This is a polynomial rolling hash that:
- Starts with prime number 17
- Multiplies by prime 31 for each character
- Adds each character's ordinal value
- Makes position matter (order-sensitive)

## 4. Hash Function Comparison

Compare polynomial rolling hash with simple addition hash:

In [None]:
def simple_hash(reg: str) -> int:
    """Naive hash: just sum character values."""
    return sum(ord(c) for c in reg)


def good_hash(reg: str) -> int:
    """Polynomial rolling hash with primes."""
    hv = 17
    for char in reg:
        hv = 31 * hv + ord(char)
    return hv


# Test with sample registrations (including anagrams)
test_regs = ["ABC12D", "ABC21D", "BAC12D", "CBA21D", "JGB132"]

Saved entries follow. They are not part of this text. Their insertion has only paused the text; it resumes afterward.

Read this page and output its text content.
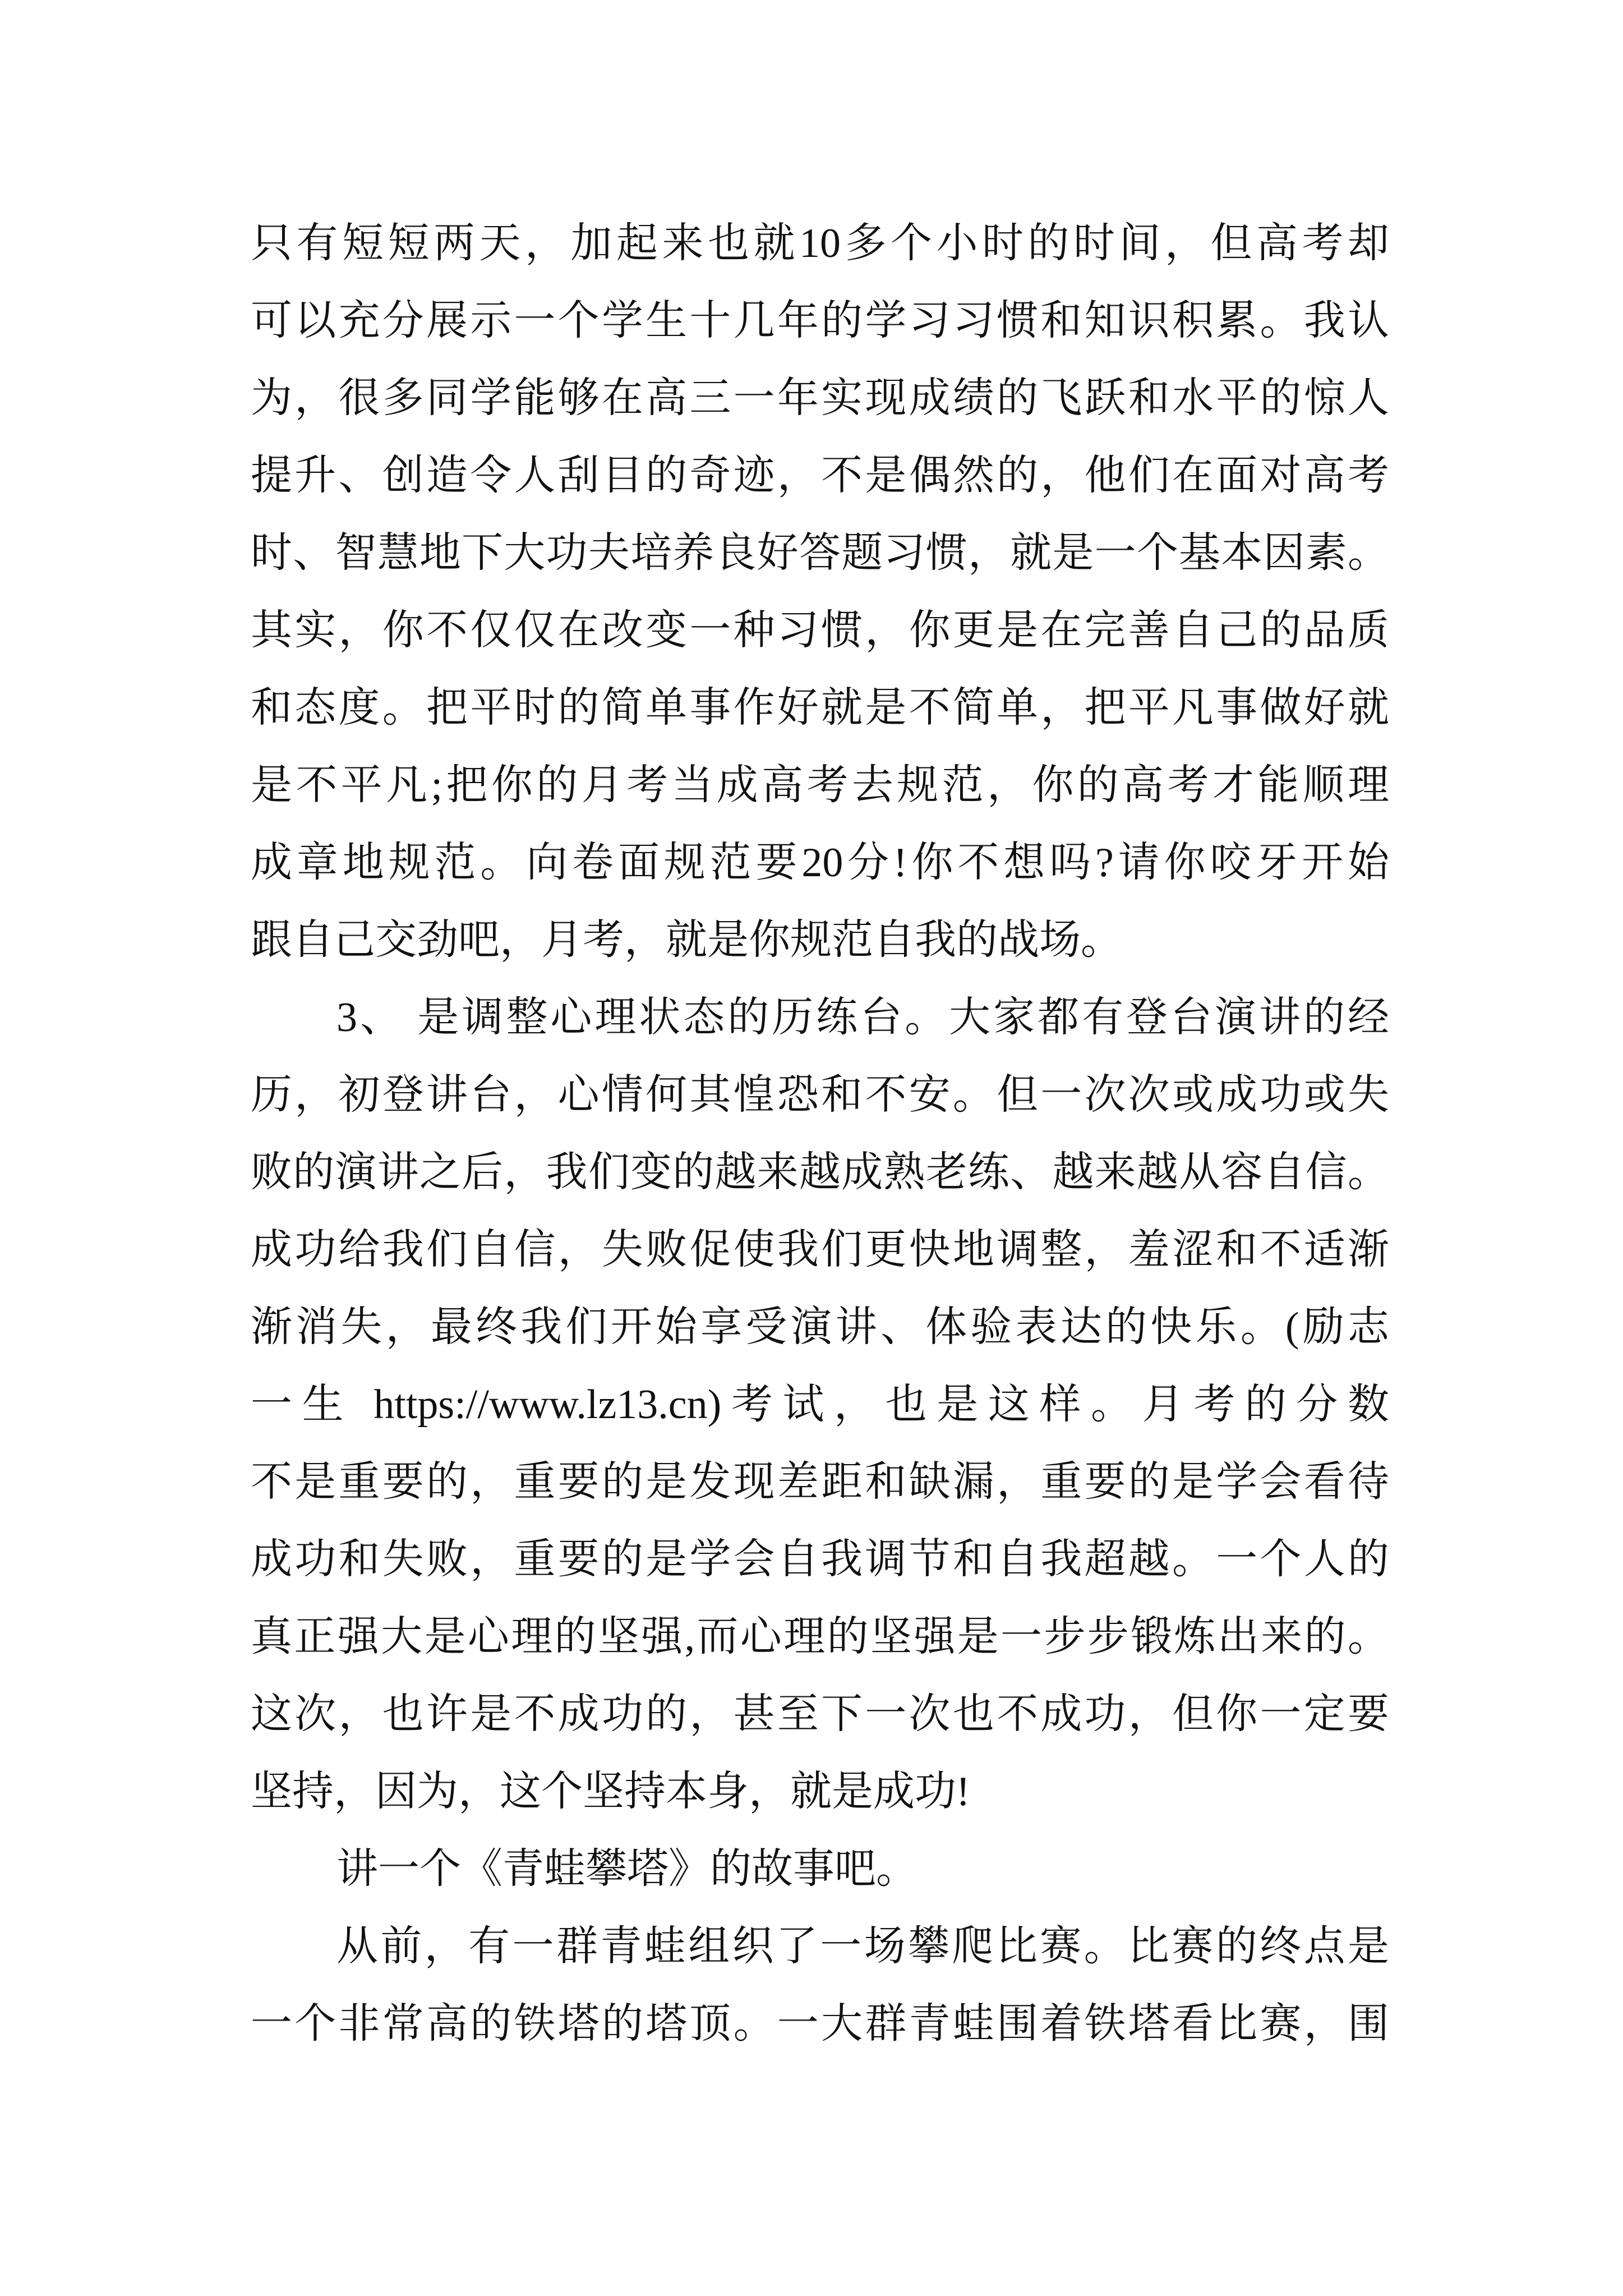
只有短短两天，加起来也就10多个小时的时间，但高考却
可以充分展示一个学生十几年的学习习惯和知识积累。我认
为，很多同学能够在高三一年实现成绩的飞跃和水平的惊人
提升、创造令人刮目的奇迹，不是偶然的，他们在面对高考
时、智慧地下大功夫培养良好答题习惯，就是一个基本因素。
其实，你不仅仅在改变一种习惯，你更是在完善自己的品质
和态度。把平时的简单事作好就是不简单，把平凡事做好就
是不平凡;把你的月考当成高考去规范，你的高考才能顺理
成章地规范。向卷面规范要20分!你不想吗?请你咬牙开始
跟自己交劲吧，月考，就是你规范自我的战场。
3、 是调整心理状态的历练台。大家都有登台演讲的经
历，初登讲台，心情何其惶恐和不安。但一次次或成功或失
败的演讲之后，我们变的越来越成熟老练、越来越从容自信。
成功给我们自信，失败促使我们更快地调整，羞涩和不适渐
渐消失，最终我们开始享受演讲、体验表达的快乐。(励志
一生 https://www.lz13.cn)考试，也是这样。月考的分数
不是重要的，重要的是发现差距和缺漏，重要的是学会看待
成功和失败，重要的是学会自我调节和自我超越。一个人的
真正强大是心理的坚强,而心理的坚强是一步步锻炼出来的。
这次，也许是不成功的，甚至下一次也不成功，但你一定要
坚持，因为，这个坚持本身，就是成功!
讲一个《青蛙攀塔》的故事吧。
从前，有一群青蛙组织了一场攀爬比赛。比赛的终点是
一个非常高的铁塔的塔顶。一大群青蛙围着铁塔看比赛，围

print("Hash function comparison:\n")
print(
    f"{'Registration':<12} {'Simple Hash':<15} {'Simple % 101':<15} {'Good % 101':<15}"
)
print("-" * 65)
for reg in test_regs:
    simple = simple_hash(reg)
    good = good_hash(reg)
    print(f"{reg:<12} {simple:<15} {simple % 101:<15} {good % 101:<15}")

print("\n" + "=" * 65)
print("Anagram collision test:")
print("=" * 65)
print("\nSimple hash (BAD - position doesn't matter):")
print(f"  'ABC12D' -> {simple_hash('ABC12D')}")
print(f"  'BAC12D' -> {simple_hash('BAC12D')}")
print(f"  Same hash? {simple_hash('ABC12D') == simple_hash('BAC12D')} ✗ COLLISION!")

print("\nPolynomial hash (GOOD - position matters):")
print(f"  'ABC12D' -> {good_hash('ABC12D')}")
print(f"  'BAC12D' -> {good_hash('BAC12D')}")
print(f"  Same hash? {good_hash('ABC12D') == good_hash('BAC12D')} ✓ NO COLLISION!")

print("\nAfter modulo 101:")
print(f"  'ABC12D' % 101 = {good_hash('ABC12D') % 101}")
print(f"  'BAC12D' % 101 = {good_hash('BAC12D') % 101}")
print(
    f"  Different buckets: {good_hash('ABC12D') % 101 != good_hash('BAC12D') % 101} ✓"
)